Ślub morganatyczny, który nie dawał ewentualnemu potomstwu praw do tytułu i dziedziczenia odbył się tajnie, 9 listopada 1824 roku, w kaplicy pałacu Charlottenburg w Poczdamie. Dopiero po dwóch dniach monarcha przedstawił onieśmieloną Augustę dworowi. Początkowo para mieszkała w ...hotelu, przy berlińskiej Unter den Linden. Fakt, iż król Prus, władca najpotężniejszego wówczas niemieckiego państwa ożenił się w sekrecie powszechnie uznano za oburzający. Kronikarz epoki romantyzmu, Karl August Varnhagen von Ense zapisał: „król ożenił się przedwczoraj. Wiadomość ta uderzyła w nas jak piorun, a większość nie chciała w to uwierzyć”. Powszechnie zarzucano Harrachom i pannie młodej „brak klasy”.
Nowa księżna legnicka otrzymała zaprojektowany specjalnie dla niej herb, na którym znalazły się ⬜️🟥biało-czerwone szachownice Piastów i ⬜️⬛️biało-czarne Hohenzollernów. Sam tytuł nie wystarczył jednak, by pokonać opór dworu, którego protokół sytuował Augustę daleko za dziećmi króla z pierwszego małżeństwa. Nie pomagał również sam władca. Hrabina Bernstorff wspomina, iż obawiający się ośmieszenia w oczach poddanych Fryderyk Wilhelm oficjalnie zachowywał wobec Augusty „chłód, który był naprawdę oburzający. Nigdy nie patrzył na nią w obecności innych, nigdy z nią rozmawiał…”
Oficjalny dystans, życie w cieniu pierwszej żony, królowej Luizy Pruskiej kontrastują mocno z radosnym wdziękiem księżnej legnickiej, empatią i taktem, którym promienieją jej portrety. Ich intymny urok wiele mówi też o uczuciach króla.
Augusta nie była aktywna politycznie, a jej małżeństwo pozostało bezdzietne. Chociaż z poświęceniem opiekowała się chorym królem w ostatnich miesiącach jego życia, nie pozwolono jej uczestniczyć w ceremonii pogrzebowej w 1840 roku. Jako wdowa, hojnie zabezpieczona wolą zmarłego, nadal mieszkała w Berlinie.

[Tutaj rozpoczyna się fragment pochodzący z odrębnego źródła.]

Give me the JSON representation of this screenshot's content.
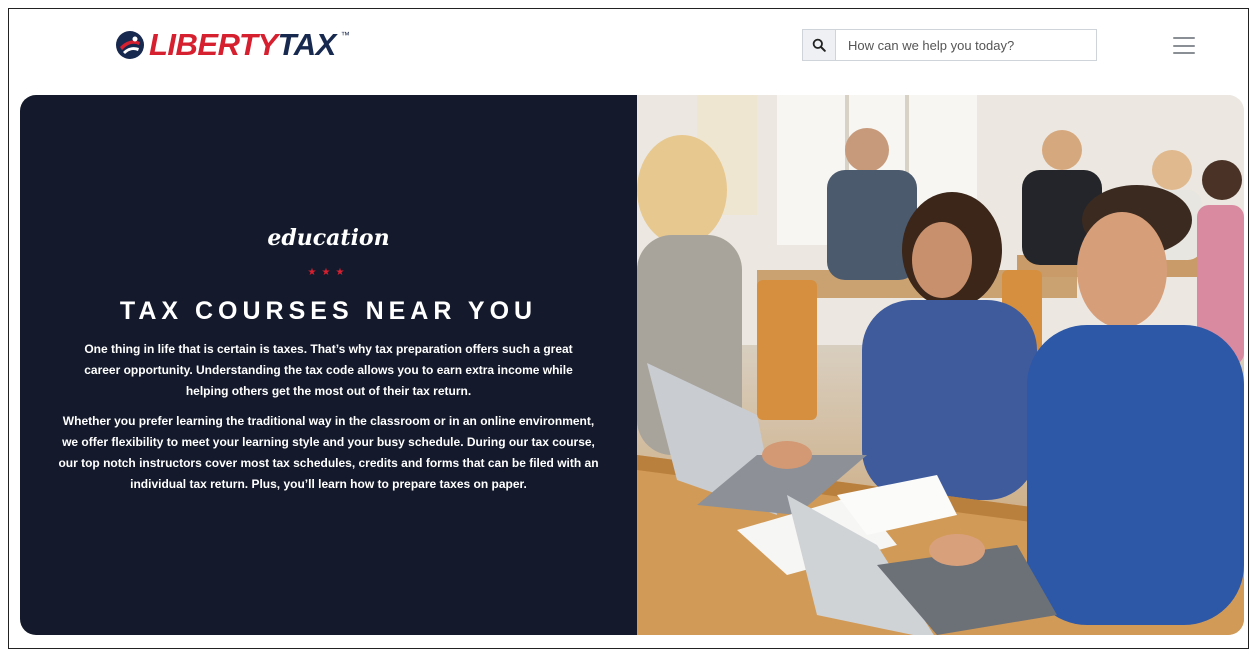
{
  "header": {
    "logo_word_red": "LIBERTY",
    "logo_word_navy": "TAX",
    "logo_tm": "™",
    "search": {
      "placeholder": "How can we help you today?",
      "icon": "search-icon"
    },
    "menu_icon": "hamburger-icon"
  },
  "hero": {
    "eyebrow": "education",
    "stars": "★★★",
    "headline": "TAX COURSES NEAR YOU",
    "paragraph1": "One thing in life that is certain is taxes. That’s why tax preparation offers such a great career opportunity. Understanding the tax code allows you to earn extra income while helping others get the most out of their tax return.",
    "paragraph2": "Whether you prefer learning the traditional way in the classroom or in an online environment, we offer flexibility to meet your learning style and your busy schedule. During our tax course, our top notch instructors cover most tax schedules, credits and forms that can be filed with an individual tax return. Plus, you’ll learn how to prepare taxes on paper."
  },
  "colors": {
    "brand_red": "#d6202f",
    "brand_navy": "#18294f",
    "hero_bg": "#141a2c"
  }
}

W Poczdamie, w pobliżu parku Sanssouci powstała dla niej willa Liegnitz, którą spotkał podobny los, jak dedykowane jej miasto. Po wojnie została zajęta i zrujnowana przez Armię Radziecką.

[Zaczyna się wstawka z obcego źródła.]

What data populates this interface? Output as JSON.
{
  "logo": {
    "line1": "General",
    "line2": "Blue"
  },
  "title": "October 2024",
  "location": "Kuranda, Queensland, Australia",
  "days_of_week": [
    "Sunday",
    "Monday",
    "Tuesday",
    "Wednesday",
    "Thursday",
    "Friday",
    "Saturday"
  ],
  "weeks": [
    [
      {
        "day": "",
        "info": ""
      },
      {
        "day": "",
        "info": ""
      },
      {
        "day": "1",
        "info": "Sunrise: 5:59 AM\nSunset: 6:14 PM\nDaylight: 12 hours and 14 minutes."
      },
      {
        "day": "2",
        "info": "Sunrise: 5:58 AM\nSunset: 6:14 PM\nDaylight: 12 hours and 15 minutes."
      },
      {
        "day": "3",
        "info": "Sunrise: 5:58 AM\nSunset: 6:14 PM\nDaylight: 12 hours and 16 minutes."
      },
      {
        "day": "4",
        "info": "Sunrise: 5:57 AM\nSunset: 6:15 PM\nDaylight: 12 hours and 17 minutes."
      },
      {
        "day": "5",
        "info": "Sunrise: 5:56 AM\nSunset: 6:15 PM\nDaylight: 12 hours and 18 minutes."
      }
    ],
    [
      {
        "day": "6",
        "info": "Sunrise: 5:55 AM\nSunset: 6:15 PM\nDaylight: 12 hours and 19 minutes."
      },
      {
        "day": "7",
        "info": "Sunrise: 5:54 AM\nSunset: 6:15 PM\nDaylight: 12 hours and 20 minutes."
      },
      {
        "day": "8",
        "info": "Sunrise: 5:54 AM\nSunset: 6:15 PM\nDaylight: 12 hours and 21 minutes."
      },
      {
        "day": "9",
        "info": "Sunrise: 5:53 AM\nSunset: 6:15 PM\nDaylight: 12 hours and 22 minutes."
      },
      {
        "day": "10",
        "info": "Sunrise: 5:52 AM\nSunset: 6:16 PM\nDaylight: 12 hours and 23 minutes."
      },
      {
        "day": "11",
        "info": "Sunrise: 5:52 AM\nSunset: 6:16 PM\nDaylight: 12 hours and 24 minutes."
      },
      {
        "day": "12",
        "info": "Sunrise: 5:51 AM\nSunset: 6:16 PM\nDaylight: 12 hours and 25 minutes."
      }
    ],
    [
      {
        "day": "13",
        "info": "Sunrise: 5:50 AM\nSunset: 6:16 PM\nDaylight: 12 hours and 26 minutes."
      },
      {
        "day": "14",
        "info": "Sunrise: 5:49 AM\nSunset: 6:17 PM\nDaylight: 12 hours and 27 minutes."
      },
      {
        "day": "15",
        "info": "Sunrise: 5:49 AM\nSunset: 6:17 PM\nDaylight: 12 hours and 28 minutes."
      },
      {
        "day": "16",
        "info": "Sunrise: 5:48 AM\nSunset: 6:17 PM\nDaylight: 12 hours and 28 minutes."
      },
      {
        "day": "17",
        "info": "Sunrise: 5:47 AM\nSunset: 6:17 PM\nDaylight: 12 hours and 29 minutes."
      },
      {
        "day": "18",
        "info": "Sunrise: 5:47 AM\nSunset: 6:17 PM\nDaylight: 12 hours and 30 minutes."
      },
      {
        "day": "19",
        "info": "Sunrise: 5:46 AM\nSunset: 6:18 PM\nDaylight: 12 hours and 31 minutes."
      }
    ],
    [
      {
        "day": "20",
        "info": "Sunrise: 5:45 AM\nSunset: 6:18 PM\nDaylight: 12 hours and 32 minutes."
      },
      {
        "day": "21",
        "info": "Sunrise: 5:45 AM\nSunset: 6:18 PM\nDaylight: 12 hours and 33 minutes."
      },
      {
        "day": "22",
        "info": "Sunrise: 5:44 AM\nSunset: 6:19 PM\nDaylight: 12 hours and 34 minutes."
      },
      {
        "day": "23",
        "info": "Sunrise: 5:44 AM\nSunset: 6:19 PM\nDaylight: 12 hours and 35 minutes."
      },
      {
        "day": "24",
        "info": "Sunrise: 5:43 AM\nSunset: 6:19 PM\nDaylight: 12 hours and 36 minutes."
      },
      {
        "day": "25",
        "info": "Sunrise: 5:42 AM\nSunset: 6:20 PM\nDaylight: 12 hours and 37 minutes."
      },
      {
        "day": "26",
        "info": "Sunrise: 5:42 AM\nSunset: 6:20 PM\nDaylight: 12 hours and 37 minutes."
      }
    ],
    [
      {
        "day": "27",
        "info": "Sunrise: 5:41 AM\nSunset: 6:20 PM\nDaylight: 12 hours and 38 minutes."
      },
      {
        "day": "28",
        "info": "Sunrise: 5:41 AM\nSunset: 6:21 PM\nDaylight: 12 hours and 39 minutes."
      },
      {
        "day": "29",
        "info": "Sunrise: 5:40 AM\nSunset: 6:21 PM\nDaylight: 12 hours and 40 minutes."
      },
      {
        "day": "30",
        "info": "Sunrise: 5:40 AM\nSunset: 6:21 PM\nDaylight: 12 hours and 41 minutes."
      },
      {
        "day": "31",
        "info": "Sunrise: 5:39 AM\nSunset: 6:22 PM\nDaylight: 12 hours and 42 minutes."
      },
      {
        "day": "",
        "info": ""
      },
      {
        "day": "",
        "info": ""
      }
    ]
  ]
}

Księżna legnicka nigdy jednak nie narzekała. Wdowi los osładzały jej podróże do kurortów w Szwajcarii, wizyty we Florencji, Rzymie i Anglii. Jedynie w jej listach, między wierszami, można odnaleźć dowody na to, jak głęboko ranił ją chłód pruskiej socjety. Augusta zmarła podczas pobytu w kurorcie Bad Homburg, 5 czerwca 1873 roku.
Ostatnia księżna legnicka spoczęła obok swojego męża i jego pierwszej żony w mauzoleum poczdamskiego parku. Bez nagrobka, bez pamiątkowej tablicy. 🩶Bezimiennie.